Melihat kebelakang, ADEXCO pertama diselenggarakan bersama Global Platform for Disaster Risk Reduction (GPDRR) edisi ke-7 oleh UN Office for Disaster Risk Reduction (UNDRR) di Bali pada 23-28 Mei 2022. Edisi keduanya diselenggarakan bersama dengan Rapat Koordinasi Penanggulangan Bencana (RAKORNAS PB) pada 2-3 Maret 2023. Di tahun ketiganya, ADEXCO diselenggarakan bersama GFSR dengan membawa latar belakang pencapaian penting dan refleksi atas peringatan dua puluh tahun Tsunami Samudera Hindia (IOT20) dan kondisi krisis lingkungan, ekologi, dan keanekaragaman hayati.

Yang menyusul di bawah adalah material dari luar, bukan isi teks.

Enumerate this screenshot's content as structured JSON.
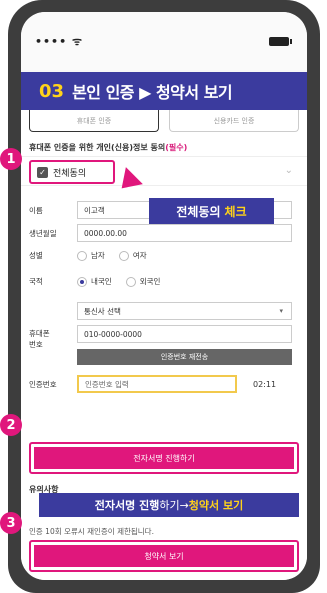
{
  "status": {
    "signal": "••••  ᯤ"
  },
  "title": {
    "number": "03",
    "text": "본인 인증 ▶ 청약서 보기"
  },
  "tabs": [
    {
      "label": "휴대폰 인증"
    },
    {
      "label": "신용카드 인증"
    }
  ],
  "consent": {
    "title": "휴대폰 인증을 위한 개인(신용)정보 동의",
    "required": "(필수)",
    "all_agree_label": "전체동의",
    "all_agree_checked": true
  },
  "callouts": {
    "check_text": "전체동의",
    "check_highlight": "체크",
    "sign_bold": "전자서명 진행",
    "sign_rest": "하기→",
    "sign_bold2": "청약서 보기"
  },
  "form": {
    "name_label": "이름",
    "name_value": "이고객",
    "birth_label": "생년월일",
    "birth_value": "0000.00.00",
    "gender_label": "성별",
    "gender_options": [
      "남자",
      "여자"
    ],
    "nationality_label": "국적",
    "nationality_options": [
      "내국인",
      "외국인"
    ],
    "nationality_selected": "내국인",
    "phone_label_1": "휴대폰",
    "phone_label_2": "번호",
    "carrier_value": "통신사 선택",
    "phone_value": "010-0000-0000",
    "resend_label": "인증번호 재전송",
    "auth_label": "인증번호",
    "auth_placeholder": "인증번호 입력",
    "timer": "02:11"
  },
  "buttons": {
    "sign": "전자서명 진행하기",
    "terms": "청약서 보기"
  },
  "notice": {
    "title": "유의사항",
    "text": "인증 10회 오류시 재인증이 제한됩니다."
  },
  "badges": [
    "1",
    "2",
    "3"
  ],
  "colors": {
    "accent": "#e0177c",
    "header": "#3b3b9e",
    "highlight": "#ffd21a"
  }
}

GFSR 2024 menjadi platform kolaboratif bagi para pemangku kepentingan untuk mendorong konvergensi dan koherensi terkait dengan Perjanjian Paris tentang Perubahan Iklim, Kerangka Kerja Sendai tentang Ketahanan Risiko Bencana, dan Tujuan Pembangunan Berkelanjutan.
GFSR yang kedua ini dibuka melalui sesi diskusi panel yang menghadirkan berbagai narasumber, antara lain Marco-Toscano Rivalta, selaku Kepala Badan PBB untuk Pengurangan Risiko Bencana (UNDRR) regional Asia-Pasifik, dan Ranjini Mukherjee, Director – Research, Knowledge Management & Capacity Development dari Coalition for Disaster Resilience Infrastructure (CDRI), sebuah multi-stakeholder global yang terdiri dari berbagai perwakilan pemerintahan dan berbagai sektor swasta multilateral dan institusi pendidikan, serta dihadiri oleh Aslam Perwaiz, Deputy Executive Director dari Asian Disaster Preparedness Centre (ADPC), organisasi internasional otonom untuk kerja sama dan implementasi pengurangan risiko bencana dan membangun ketahanan iklim di Asia dan Pasifik. Selain itu, perwakilan National Disaster Management Centre dari Brunei Darussalam, Colonel Muhd. Harrith Rashidi, serta penasihat senior SIAP SIAGA, Said Faisal, pun turut membagikan pengalaman dan pengetahuannya mengenai pentingnya kesiapsiagaan dan kolaborasi dalam menghadapi bencana, terutama bencana seperti Tsunami Aceh 2004.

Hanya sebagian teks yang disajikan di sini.